En el instante después recordé el evento que suscita ese dolor, y fue para mí una sorpresa. Era quizás la primera vez que la fecha, y no su contenido, me provocara una reacción inmediata. Ambos suelen existir a la vez, inextricables, pero generalmente es el recuerdo lo que viene primero. El recuerdo, luego el dolor, luego la fecha.
Ayer fue fecha, dolor, recuerdo. Ayer fue así.
Reconocí cuán nimia la observación; vi lo inconsecuente de mi sorpresa, pero no por eso dejó de darme una satisfacción redonda: sentía, por vez primera en muchos años, el dolor en otra sintaxis. Se me ocurrió que por fin la fecha se desempeñaba como moneda, actuaba por fin como verdadero significante: existía ya fuera del evento.
Había una economía terrible y bella en todo esto que no paraba de sorprenderme, que ayer me mantuvo en un estado de atención intensa e innecesaria.
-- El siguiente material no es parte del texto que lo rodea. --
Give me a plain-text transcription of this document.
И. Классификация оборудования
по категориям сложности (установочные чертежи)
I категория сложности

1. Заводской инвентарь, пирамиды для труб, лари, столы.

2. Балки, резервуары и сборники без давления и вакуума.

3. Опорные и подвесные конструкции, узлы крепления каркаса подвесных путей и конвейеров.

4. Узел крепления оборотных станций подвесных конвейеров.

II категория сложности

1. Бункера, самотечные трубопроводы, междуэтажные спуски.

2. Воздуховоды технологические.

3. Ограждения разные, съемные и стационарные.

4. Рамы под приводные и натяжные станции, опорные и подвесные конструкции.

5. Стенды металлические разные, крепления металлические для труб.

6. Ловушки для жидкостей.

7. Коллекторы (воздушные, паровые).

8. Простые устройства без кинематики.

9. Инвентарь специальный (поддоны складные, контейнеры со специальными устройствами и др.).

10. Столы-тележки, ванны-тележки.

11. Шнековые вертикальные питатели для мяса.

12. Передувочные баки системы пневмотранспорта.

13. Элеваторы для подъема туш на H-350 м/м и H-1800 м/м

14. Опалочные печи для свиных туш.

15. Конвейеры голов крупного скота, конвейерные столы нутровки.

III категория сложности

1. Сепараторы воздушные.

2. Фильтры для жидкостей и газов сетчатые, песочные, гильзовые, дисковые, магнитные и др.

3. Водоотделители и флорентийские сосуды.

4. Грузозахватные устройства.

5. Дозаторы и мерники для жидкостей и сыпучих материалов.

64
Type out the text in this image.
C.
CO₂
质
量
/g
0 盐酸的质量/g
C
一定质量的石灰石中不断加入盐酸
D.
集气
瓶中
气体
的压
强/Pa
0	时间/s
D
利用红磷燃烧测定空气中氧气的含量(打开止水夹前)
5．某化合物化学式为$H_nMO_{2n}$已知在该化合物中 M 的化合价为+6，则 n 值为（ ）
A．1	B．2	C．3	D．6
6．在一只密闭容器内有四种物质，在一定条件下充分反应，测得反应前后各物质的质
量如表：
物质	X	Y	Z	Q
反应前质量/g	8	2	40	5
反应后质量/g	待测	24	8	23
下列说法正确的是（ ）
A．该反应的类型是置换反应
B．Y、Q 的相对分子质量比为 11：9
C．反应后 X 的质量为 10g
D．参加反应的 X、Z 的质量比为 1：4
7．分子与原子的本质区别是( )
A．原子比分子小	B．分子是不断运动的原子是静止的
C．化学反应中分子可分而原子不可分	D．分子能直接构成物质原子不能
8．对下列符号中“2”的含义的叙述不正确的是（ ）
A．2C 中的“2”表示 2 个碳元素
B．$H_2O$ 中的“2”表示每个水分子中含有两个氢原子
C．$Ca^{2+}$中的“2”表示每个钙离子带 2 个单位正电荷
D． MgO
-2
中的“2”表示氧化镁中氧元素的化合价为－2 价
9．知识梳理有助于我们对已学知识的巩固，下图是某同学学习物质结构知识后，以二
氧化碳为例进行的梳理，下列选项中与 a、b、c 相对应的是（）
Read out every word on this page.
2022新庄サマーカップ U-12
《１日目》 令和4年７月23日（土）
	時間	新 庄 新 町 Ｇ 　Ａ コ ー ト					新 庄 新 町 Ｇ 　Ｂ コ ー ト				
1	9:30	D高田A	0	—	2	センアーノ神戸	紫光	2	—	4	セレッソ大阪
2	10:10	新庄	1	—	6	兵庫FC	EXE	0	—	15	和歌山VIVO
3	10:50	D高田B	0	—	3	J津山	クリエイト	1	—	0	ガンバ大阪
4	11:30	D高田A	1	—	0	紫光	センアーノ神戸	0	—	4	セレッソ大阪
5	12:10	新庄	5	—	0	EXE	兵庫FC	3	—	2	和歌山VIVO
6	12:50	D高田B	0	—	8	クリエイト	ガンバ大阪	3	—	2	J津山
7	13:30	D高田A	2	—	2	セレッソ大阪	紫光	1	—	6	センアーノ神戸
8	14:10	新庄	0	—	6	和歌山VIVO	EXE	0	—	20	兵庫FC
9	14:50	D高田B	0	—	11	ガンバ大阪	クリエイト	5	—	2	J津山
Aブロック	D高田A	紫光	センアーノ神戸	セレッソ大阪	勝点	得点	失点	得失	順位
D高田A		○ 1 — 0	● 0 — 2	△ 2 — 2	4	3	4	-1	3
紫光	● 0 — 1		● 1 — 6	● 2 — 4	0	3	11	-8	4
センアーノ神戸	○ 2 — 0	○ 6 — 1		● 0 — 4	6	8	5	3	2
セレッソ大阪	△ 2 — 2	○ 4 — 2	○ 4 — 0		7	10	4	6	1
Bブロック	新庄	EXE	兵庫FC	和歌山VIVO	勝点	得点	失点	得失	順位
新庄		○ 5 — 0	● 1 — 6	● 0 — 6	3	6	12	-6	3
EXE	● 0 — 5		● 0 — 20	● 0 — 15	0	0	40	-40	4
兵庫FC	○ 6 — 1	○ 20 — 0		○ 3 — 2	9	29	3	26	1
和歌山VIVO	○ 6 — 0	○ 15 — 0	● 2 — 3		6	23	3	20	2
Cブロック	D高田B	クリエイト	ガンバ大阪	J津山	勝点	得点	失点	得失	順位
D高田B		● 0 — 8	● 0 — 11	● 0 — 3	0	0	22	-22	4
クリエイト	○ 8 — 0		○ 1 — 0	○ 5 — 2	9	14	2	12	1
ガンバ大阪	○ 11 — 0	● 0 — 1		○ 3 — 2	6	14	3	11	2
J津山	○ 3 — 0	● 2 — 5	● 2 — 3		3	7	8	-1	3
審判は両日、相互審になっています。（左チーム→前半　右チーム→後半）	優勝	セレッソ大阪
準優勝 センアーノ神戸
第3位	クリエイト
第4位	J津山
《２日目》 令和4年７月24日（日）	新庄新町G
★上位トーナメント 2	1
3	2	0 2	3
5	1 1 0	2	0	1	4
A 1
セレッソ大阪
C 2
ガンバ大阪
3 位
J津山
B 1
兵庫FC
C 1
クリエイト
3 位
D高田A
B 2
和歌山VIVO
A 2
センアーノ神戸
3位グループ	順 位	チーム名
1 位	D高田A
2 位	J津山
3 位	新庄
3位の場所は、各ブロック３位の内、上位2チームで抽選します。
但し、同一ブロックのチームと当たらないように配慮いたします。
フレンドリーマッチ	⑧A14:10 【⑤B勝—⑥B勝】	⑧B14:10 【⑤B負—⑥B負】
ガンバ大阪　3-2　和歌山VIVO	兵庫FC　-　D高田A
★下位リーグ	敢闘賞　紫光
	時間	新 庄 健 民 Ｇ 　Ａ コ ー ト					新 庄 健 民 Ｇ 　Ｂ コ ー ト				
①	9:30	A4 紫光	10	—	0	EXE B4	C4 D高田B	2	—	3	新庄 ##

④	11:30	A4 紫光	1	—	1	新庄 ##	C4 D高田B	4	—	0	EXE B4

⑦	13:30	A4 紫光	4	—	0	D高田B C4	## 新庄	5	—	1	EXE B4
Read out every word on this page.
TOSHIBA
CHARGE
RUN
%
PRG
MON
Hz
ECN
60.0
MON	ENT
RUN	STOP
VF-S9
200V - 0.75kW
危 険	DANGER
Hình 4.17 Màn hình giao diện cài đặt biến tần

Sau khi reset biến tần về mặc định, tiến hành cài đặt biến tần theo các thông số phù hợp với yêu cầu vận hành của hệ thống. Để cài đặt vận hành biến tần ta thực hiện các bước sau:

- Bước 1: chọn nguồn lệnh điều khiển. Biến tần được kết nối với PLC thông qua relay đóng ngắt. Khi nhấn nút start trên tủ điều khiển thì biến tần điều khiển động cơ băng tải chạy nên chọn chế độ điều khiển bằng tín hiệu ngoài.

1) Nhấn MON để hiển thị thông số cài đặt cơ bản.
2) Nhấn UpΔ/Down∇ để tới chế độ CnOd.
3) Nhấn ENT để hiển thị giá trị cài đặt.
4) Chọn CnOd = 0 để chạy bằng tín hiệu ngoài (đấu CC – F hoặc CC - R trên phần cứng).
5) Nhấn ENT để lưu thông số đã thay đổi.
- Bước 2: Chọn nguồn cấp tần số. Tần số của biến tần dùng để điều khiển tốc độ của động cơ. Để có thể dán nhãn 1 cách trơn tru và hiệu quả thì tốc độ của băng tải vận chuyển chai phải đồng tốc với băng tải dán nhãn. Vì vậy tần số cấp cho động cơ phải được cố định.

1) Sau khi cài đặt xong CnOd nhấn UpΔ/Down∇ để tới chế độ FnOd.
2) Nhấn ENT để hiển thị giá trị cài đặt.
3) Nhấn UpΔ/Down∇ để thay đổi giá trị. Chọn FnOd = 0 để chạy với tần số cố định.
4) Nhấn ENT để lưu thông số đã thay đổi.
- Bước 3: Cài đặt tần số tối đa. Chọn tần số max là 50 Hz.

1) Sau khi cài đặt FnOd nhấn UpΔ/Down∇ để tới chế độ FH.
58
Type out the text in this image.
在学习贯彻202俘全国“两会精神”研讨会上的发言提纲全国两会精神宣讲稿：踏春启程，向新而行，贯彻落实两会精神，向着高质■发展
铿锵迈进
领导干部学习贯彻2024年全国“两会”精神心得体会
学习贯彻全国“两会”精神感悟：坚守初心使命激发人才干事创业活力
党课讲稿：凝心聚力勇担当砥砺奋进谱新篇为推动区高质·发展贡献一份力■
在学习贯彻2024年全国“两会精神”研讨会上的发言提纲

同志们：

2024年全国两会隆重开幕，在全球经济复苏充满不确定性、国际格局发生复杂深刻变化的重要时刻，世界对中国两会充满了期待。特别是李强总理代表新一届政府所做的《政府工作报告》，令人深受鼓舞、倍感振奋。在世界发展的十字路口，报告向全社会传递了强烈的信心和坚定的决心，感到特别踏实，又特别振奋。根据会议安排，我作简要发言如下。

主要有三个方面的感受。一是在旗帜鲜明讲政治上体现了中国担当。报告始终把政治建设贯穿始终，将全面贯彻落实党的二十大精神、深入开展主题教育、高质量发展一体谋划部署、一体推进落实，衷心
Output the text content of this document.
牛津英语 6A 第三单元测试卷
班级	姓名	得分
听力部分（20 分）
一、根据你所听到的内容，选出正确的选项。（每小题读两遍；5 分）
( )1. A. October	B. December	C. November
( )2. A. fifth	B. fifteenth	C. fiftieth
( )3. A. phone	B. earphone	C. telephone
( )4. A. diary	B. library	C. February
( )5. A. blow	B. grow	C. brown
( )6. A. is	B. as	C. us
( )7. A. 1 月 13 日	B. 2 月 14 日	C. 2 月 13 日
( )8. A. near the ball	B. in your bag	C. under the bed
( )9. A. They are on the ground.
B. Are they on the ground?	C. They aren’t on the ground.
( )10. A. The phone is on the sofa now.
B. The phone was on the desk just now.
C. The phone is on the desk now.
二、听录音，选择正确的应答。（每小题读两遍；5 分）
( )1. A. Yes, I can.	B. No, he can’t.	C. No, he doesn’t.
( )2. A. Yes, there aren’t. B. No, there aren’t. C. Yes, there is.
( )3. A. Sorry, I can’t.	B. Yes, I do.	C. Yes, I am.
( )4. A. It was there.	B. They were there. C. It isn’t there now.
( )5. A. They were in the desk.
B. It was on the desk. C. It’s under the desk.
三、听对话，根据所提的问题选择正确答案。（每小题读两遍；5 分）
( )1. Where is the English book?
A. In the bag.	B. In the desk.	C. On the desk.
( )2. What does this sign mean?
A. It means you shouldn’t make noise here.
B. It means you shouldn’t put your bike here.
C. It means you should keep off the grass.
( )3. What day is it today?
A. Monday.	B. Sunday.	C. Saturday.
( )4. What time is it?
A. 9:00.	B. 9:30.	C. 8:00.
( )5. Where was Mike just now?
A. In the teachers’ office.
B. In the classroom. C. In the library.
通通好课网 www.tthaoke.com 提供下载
Es la sorpresa de sentir la fecha sin su flecha: sin memoria que la saque de su puesto flotante ahí, en sesgo leve a la izquierda de mi campo visual.
Padezco de sinestesia temporal-espacial. No es queja; es solo un dato: no puedo concebir de mi espacio inmediato sin los meses y años que pueblan esta cinta pulsante, listos para verterse como bolsas transparentes llenas de agua al momento que escoja rasgarlas. Las fechas me acompañan siempre ahí, en silencio, corteses y constantes, esperando que mi recuerdo las arranque de esa ría humeante que baila a mi alrededor. No es normal que una de ellas salte sin ser llamada.
Por eso fue algo nuevo sólo oír, en ese eco mudo:
Hoy es once de enero.
Fue algo nuevo sentir el dolor ahí, justo antes de ver la curva acurrucada en la parte superior izquierda de la vista, en diagonal entre ceja y sien, justo antes de recordar la tarde en que supe que el hijo se acurrucaba muerto adentro dentro, que mi cuerpo anidaba sin saber una cosita seca así, sin saber cuándo había sido su salto de ser a no, sin saber qué pasaba dentro adentro, justo antes de recordar esa cosa tonta que dicen que recordar es vivir.
Hice uno de esos “noticings” que andan tan de moda por ahí: inventario de sensaciones. No judgments, dicen, just notice. Me dieron ganas de reír. Son quince años desde ese rajar largo, hondo, quince años desde que la palabra se confundía en un lapachero gris, la arena movediza que cubre a quien recibe mala noticia y la sabe imparable. El dolor a veces sube de ahí, ya cuando no parece quedar nada. A veces sube, lento y diligente: una última burbuja en la ciénaga antes de la quietud del ahogo. En esos quince años tuve en dos hijos la maravilla, supe lo banal y supe algún desastre, pero ese dolor salía a la superficie de vez en cuando, sin anuncio, porque lo recordaba mientras esperaba a que la luz del semáforo cambiara o al descongelar el pollo o cuando sometía una lista de asistencia: así subía la burbuja de vez en cuando, sin diseño, sin elegancia alguna.
Y no fue hasta ayer que no recordé, que sólo me dije:
Hoy es once de enero.
Entendí algo bello, eficiente. Un número.
Creo que sonreí y pasé al próximo acto olvidable, sin más ni más.